Séisme Haiti: Les chats du stade Delmas.
En plein cœur de Port-au-Prince, le Stade Delmas 2 est occupé par deux mille sans-abris. Les gradins sont toujours là, à côté d’un grand bâtiment détruit. Sur ce qui reste de la pelouse, des bâches, des tentes, des feux de camp où les déplacés mangent, dorment, essaient de se laver, font leurs besoins, l’image habituelle des 400 camps improvisés que l’on rencontre dans toute la capitale. En une semaine, il n’y a eu qu’une distribution de nourriture et elle a failli tourner à la catastrophe quand un hélicoptère américain a largué de gros colis…sur le toit du bâtiment effondré. En quelques minutes, la foule a grimpé au sommet des ruines tremblantes et s’est rué sur les provisions. Évidemment, seuls les plus forts, certains armés de machettes, ont réussi à emporter leur colis.
Plus grave : les pillards qui fouillent les décombres du quartier commerçant de la capitale n’emportent plus seulement quelques radios, une télé, un sac à dos, une caisse de bouteilles, un sac de farine…bref, de quoi survivre ou revendre à même la rue. Désormais, les hommes arrachent et enlèvent aussi des plaques de tôle, de madriers, un bout de cloison. Quatre poutres, un toit de tôle ondulée, parfois un bout de moquette : tout le stade Delmas commence à s’édifier de ces bicoques branlantes. Les réfugiés, désespérés, privés jusqu’à maintenant d’aide et de perspective, font ce qu’ils savent faire : construire un bidonville pour se protéger de la pluie, du vent, du soleil brûlant. Le danger est de voir ces campements « temporaires » se transformer en bidonvilles permanents, sans compter qu’il sera ensuite très difficile de déloger ces miséreux pour les envoyer vers un véritable camp d’hébergement. Et la capitale Port-au-Prince asphyxiée par ces îlots de misère.
Dans un coin du stade, une famille fait griller un chat sur un feu de bois. L’animal est capturé dans les rues voisines, grillé, débarrassé de sa fourrure et mangé sans autre préparation. Un chat attrapé par jour, c’est deux repas pour une journée pour toute la famille. Et il faut survivre. Dans les rues de Port-au-Prince, des panneaux collés sur les ruines répètent ce que les gens de la rue vous disent : « Nous avons faim ! »

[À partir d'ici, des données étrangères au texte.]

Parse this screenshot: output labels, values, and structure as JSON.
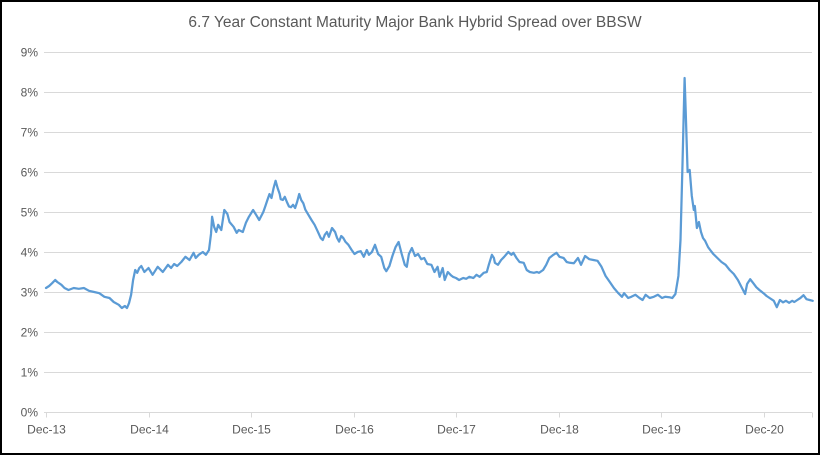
{
  "chart": {
    "title": "6.7 Year Constant Maturity Major Bank Hybrid Spread over BBSW",
    "colors": {
      "series": "#5B9BD5",
      "gridline": "#D9D9D9",
      "axis_line": "#D9D9D9",
      "text": "#595959",
      "frame_border": "#000000",
      "background": "#FFFFFF"
    }
  },
  "chart_data": {
    "type": "line",
    "title": "6.7 Year Constant Maturity Major Bank Hybrid Spread over BBSW",
    "xlabel": "",
    "ylabel": "",
    "y_format": "percent",
    "ylim": [
      0,
      9
    ],
    "y_tick_labels": [
      "0%",
      "1%",
      "2%",
      "3%",
      "4%",
      "5%",
      "6%",
      "7%",
      "8%",
      "9%"
    ],
    "x_tick_labels": [
      "Dec-13",
      "Dec-14",
      "Dec-15",
      "Dec-16",
      "Dec-17",
      "Dec-18",
      "Dec-19",
      "Dec-20"
    ],
    "x_unit": "years_after_Dec-13",
    "grid": "horizontal",
    "legend": "none",
    "points": [
      [
        0.0,
        3.1
      ],
      [
        0.03,
        3.15
      ],
      [
        0.06,
        3.22
      ],
      [
        0.09,
        3.3
      ],
      [
        0.11,
        3.25
      ],
      [
        0.15,
        3.18
      ],
      [
        0.18,
        3.1
      ],
      [
        0.22,
        3.05
      ],
      [
        0.27,
        3.1
      ],
      [
        0.32,
        3.08
      ],
      [
        0.37,
        3.1
      ],
      [
        0.42,
        3.03
      ],
      [
        0.47,
        3.0
      ],
      [
        0.52,
        2.97
      ],
      [
        0.57,
        2.88
      ],
      [
        0.62,
        2.85
      ],
      [
        0.66,
        2.75
      ],
      [
        0.71,
        2.68
      ],
      [
        0.74,
        2.6
      ],
      [
        0.77,
        2.65
      ],
      [
        0.79,
        2.6
      ],
      [
        0.81,
        2.72
      ],
      [
        0.83,
        2.93
      ],
      [
        0.85,
        3.3
      ],
      [
        0.87,
        3.55
      ],
      [
        0.89,
        3.48
      ],
      [
        0.91,
        3.6
      ],
      [
        0.93,
        3.65
      ],
      [
        0.96,
        3.5
      ],
      [
        1.0,
        3.6
      ],
      [
        1.04,
        3.43
      ],
      [
        1.09,
        3.63
      ],
      [
        1.14,
        3.5
      ],
      [
        1.19,
        3.68
      ],
      [
        1.22,
        3.6
      ],
      [
        1.25,
        3.7
      ],
      [
        1.28,
        3.65
      ],
      [
        1.32,
        3.75
      ],
      [
        1.36,
        3.88
      ],
      [
        1.4,
        3.8
      ],
      [
        1.44,
        3.98
      ],
      [
        1.46,
        3.85
      ],
      [
        1.49,
        3.93
      ],
      [
        1.53,
        4.0
      ],
      [
        1.56,
        3.93
      ],
      [
        1.59,
        4.05
      ],
      [
        1.61,
        4.45
      ],
      [
        1.62,
        4.88
      ],
      [
        1.64,
        4.63
      ],
      [
        1.66,
        4.5
      ],
      [
        1.68,
        4.68
      ],
      [
        1.71,
        4.55
      ],
      [
        1.74,
        5.05
      ],
      [
        1.77,
        4.95
      ],
      [
        1.79,
        4.75
      ],
      [
        1.83,
        4.63
      ],
      [
        1.86,
        4.48
      ],
      [
        1.88,
        4.55
      ],
      [
        1.92,
        4.5
      ],
      [
        1.95,
        4.73
      ],
      [
        1.98,
        4.88
      ],
      [
        2.02,
        5.05
      ],
      [
        2.05,
        4.93
      ],
      [
        2.08,
        4.8
      ],
      [
        2.12,
        5.0
      ],
      [
        2.14,
        5.15
      ],
      [
        2.16,
        5.3
      ],
      [
        2.18,
        5.45
      ],
      [
        2.2,
        5.35
      ],
      [
        2.22,
        5.6
      ],
      [
        2.24,
        5.78
      ],
      [
        2.26,
        5.6
      ],
      [
        2.28,
        5.45
      ],
      [
        2.29,
        5.32
      ],
      [
        2.31,
        5.3
      ],
      [
        2.33,
        5.38
      ],
      [
        2.35,
        5.25
      ],
      [
        2.37,
        5.14
      ],
      [
        2.39,
        5.12
      ],
      [
        2.41,
        5.18
      ],
      [
        2.43,
        5.1
      ],
      [
        2.45,
        5.25
      ],
      [
        2.47,
        5.45
      ],
      [
        2.49,
        5.3
      ],
      [
        2.51,
        5.22
      ],
      [
        2.53,
        5.06
      ],
      [
        2.56,
        4.93
      ],
      [
        2.59,
        4.8
      ],
      [
        2.62,
        4.68
      ],
      [
        2.65,
        4.52
      ],
      [
        2.68,
        4.35
      ],
      [
        2.7,
        4.3
      ],
      [
        2.72,
        4.43
      ],
      [
        2.74,
        4.5
      ],
      [
        2.76,
        4.38
      ],
      [
        2.79,
        4.6
      ],
      [
        2.82,
        4.5
      ],
      [
        2.84,
        4.35
      ],
      [
        2.86,
        4.26
      ],
      [
        2.88,
        4.4
      ],
      [
        2.9,
        4.35
      ],
      [
        2.92,
        4.26
      ],
      [
        2.95,
        4.18
      ],
      [
        2.98,
        4.06
      ],
      [
        3.01,
        3.95
      ],
      [
        3.04,
        4.0
      ],
      [
        3.07,
        4.02
      ],
      [
        3.1,
        3.88
      ],
      [
        3.13,
        4.05
      ],
      [
        3.15,
        3.93
      ],
      [
        3.18,
        4.0
      ],
      [
        3.21,
        4.18
      ],
      [
        3.24,
        3.95
      ],
      [
        3.27,
        3.88
      ],
      [
        3.3,
        3.6
      ],
      [
        3.32,
        3.52
      ],
      [
        3.35,
        3.65
      ],
      [
        3.38,
        3.9
      ],
      [
        3.41,
        4.12
      ],
      [
        3.44,
        4.25
      ],
      [
        3.47,
        3.95
      ],
      [
        3.5,
        3.68
      ],
      [
        3.52,
        3.63
      ],
      [
        3.54,
        3.95
      ],
      [
        3.57,
        4.1
      ],
      [
        3.6,
        3.9
      ],
      [
        3.63,
        3.95
      ],
      [
        3.66,
        3.82
      ],
      [
        3.69,
        3.85
      ],
      [
        3.72,
        3.7
      ],
      [
        3.76,
        3.68
      ],
      [
        3.79,
        3.5
      ],
      [
        3.82,
        3.63
      ],
      [
        3.84,
        3.38
      ],
      [
        3.87,
        3.6
      ],
      [
        3.89,
        3.3
      ],
      [
        3.92,
        3.5
      ],
      [
        3.95,
        3.42
      ],
      [
        3.97,
        3.38
      ],
      [
        4.0,
        3.35
      ],
      [
        4.03,
        3.3
      ],
      [
        4.07,
        3.35
      ],
      [
        4.1,
        3.33
      ],
      [
        4.13,
        3.38
      ],
      [
        4.17,
        3.35
      ],
      [
        4.2,
        3.43
      ],
      [
        4.23,
        3.38
      ],
      [
        4.27,
        3.48
      ],
      [
        4.3,
        3.5
      ],
      [
        4.32,
        3.68
      ],
      [
        4.35,
        3.93
      ],
      [
        4.37,
        3.85
      ],
      [
        4.38,
        3.73
      ],
      [
        4.41,
        3.68
      ],
      [
        4.44,
        3.8
      ],
      [
        4.47,
        3.88
      ],
      [
        4.51,
        4.0
      ],
      [
        4.54,
        3.93
      ],
      [
        4.56,
        3.98
      ],
      [
        4.59,
        3.85
      ],
      [
        4.62,
        3.75
      ],
      [
        4.66,
        3.73
      ],
      [
        4.69,
        3.55
      ],
      [
        4.72,
        3.5
      ],
      [
        4.76,
        3.48
      ],
      [
        4.79,
        3.5
      ],
      [
        4.81,
        3.48
      ],
      [
        4.85,
        3.55
      ],
      [
        4.88,
        3.68
      ],
      [
        4.91,
        3.85
      ],
      [
        4.95,
        3.93
      ],
      [
        4.98,
        3.98
      ],
      [
        5.01,
        3.88
      ],
      [
        5.05,
        3.85
      ],
      [
        5.08,
        3.75
      ],
      [
        5.11,
        3.73
      ],
      [
        5.15,
        3.72
      ],
      [
        5.19,
        3.85
      ],
      [
        5.22,
        3.68
      ],
      [
        5.26,
        3.9
      ],
      [
        5.3,
        3.82
      ],
      [
        5.34,
        3.8
      ],
      [
        5.38,
        3.78
      ],
      [
        5.42,
        3.63
      ],
      [
        5.46,
        3.4
      ],
      [
        5.5,
        3.25
      ],
      [
        5.54,
        3.1
      ],
      [
        5.58,
        2.98
      ],
      [
        5.62,
        2.88
      ],
      [
        5.64,
        2.97
      ],
      [
        5.68,
        2.85
      ],
      [
        5.71,
        2.88
      ],
      [
        5.75,
        2.93
      ],
      [
        5.79,
        2.85
      ],
      [
        5.82,
        2.8
      ],
      [
        5.85,
        2.93
      ],
      [
        5.89,
        2.85
      ],
      [
        5.93,
        2.88
      ],
      [
        5.97,
        2.93
      ],
      [
        6.01,
        2.85
      ],
      [
        6.04,
        2.88
      ],
      [
        6.08,
        2.87
      ],
      [
        6.11,
        2.85
      ],
      [
        6.14,
        2.95
      ],
      [
        6.17,
        3.4
      ],
      [
        6.19,
        4.3
      ],
      [
        6.21,
        6.2
      ],
      [
        6.23,
        8.35
      ],
      [
        6.24,
        7.6
      ],
      [
        6.25,
        6.8
      ],
      [
        6.26,
        6.0
      ],
      [
        6.28,
        6.05
      ],
      [
        6.3,
        5.4
      ],
      [
        6.32,
        5.05
      ],
      [
        6.33,
        5.15
      ],
      [
        6.35,
        4.6
      ],
      [
        6.37,
        4.75
      ],
      [
        6.39,
        4.5
      ],
      [
        6.41,
        4.35
      ],
      [
        6.43,
        4.28
      ],
      [
        6.46,
        4.12
      ],
      [
        6.48,
        4.05
      ],
      [
        6.51,
        3.95
      ],
      [
        6.55,
        3.85
      ],
      [
        6.59,
        3.75
      ],
      [
        6.63,
        3.68
      ],
      [
        6.67,
        3.55
      ],
      [
        6.71,
        3.45
      ],
      [
        6.75,
        3.3
      ],
      [
        6.79,
        3.1
      ],
      [
        6.82,
        2.95
      ],
      [
        6.84,
        3.2
      ],
      [
        6.87,
        3.32
      ],
      [
        6.9,
        3.22
      ],
      [
        6.93,
        3.12
      ],
      [
        6.96,
        3.05
      ],
      [
        7.0,
        2.97
      ],
      [
        7.03,
        2.9
      ],
      [
        7.06,
        2.85
      ],
      [
        7.1,
        2.78
      ],
      [
        7.13,
        2.62
      ],
      [
        7.16,
        2.8
      ],
      [
        7.19,
        2.74
      ],
      [
        7.22,
        2.78
      ],
      [
        7.25,
        2.73
      ],
      [
        7.28,
        2.78
      ],
      [
        7.3,
        2.75
      ],
      [
        7.33,
        2.8
      ],
      [
        7.36,
        2.85
      ],
      [
        7.39,
        2.92
      ],
      [
        7.42,
        2.82
      ],
      [
        7.45,
        2.8
      ],
      [
        7.48,
        2.78
      ]
    ]
  }
}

L’aide est arrivée sur l’aéroport. Il faut maintenant la répartir dans les dépôts, l’acheminer par camions, sécuriser la distribution. C’est l’armée américaine qui s’en charge, la tâche logistique est énorme. Mais il faut faire vite, très vite. La chaleur, le froid de la nuit, le manque d’eau potable ou la pluie qui peut tout transformer en bourbier, et surtout la faim ! Ajouté à cela le sentiment d’abandon, le trauma du séisme, tout peut porter au désespoir, à la colère, à la violence, à l’émeute. Nous sommes au 12ème jour après le tremblement de terre. Il y a un million de sans-abris dans la ville. La course contre la montre est une course pour la vie. Et la dignité.
Dans leurs camps transformés en bidonvilles, les réfugiés du stade Delmas ne peuvent pas être longtemps condamnés à manger les chats errants.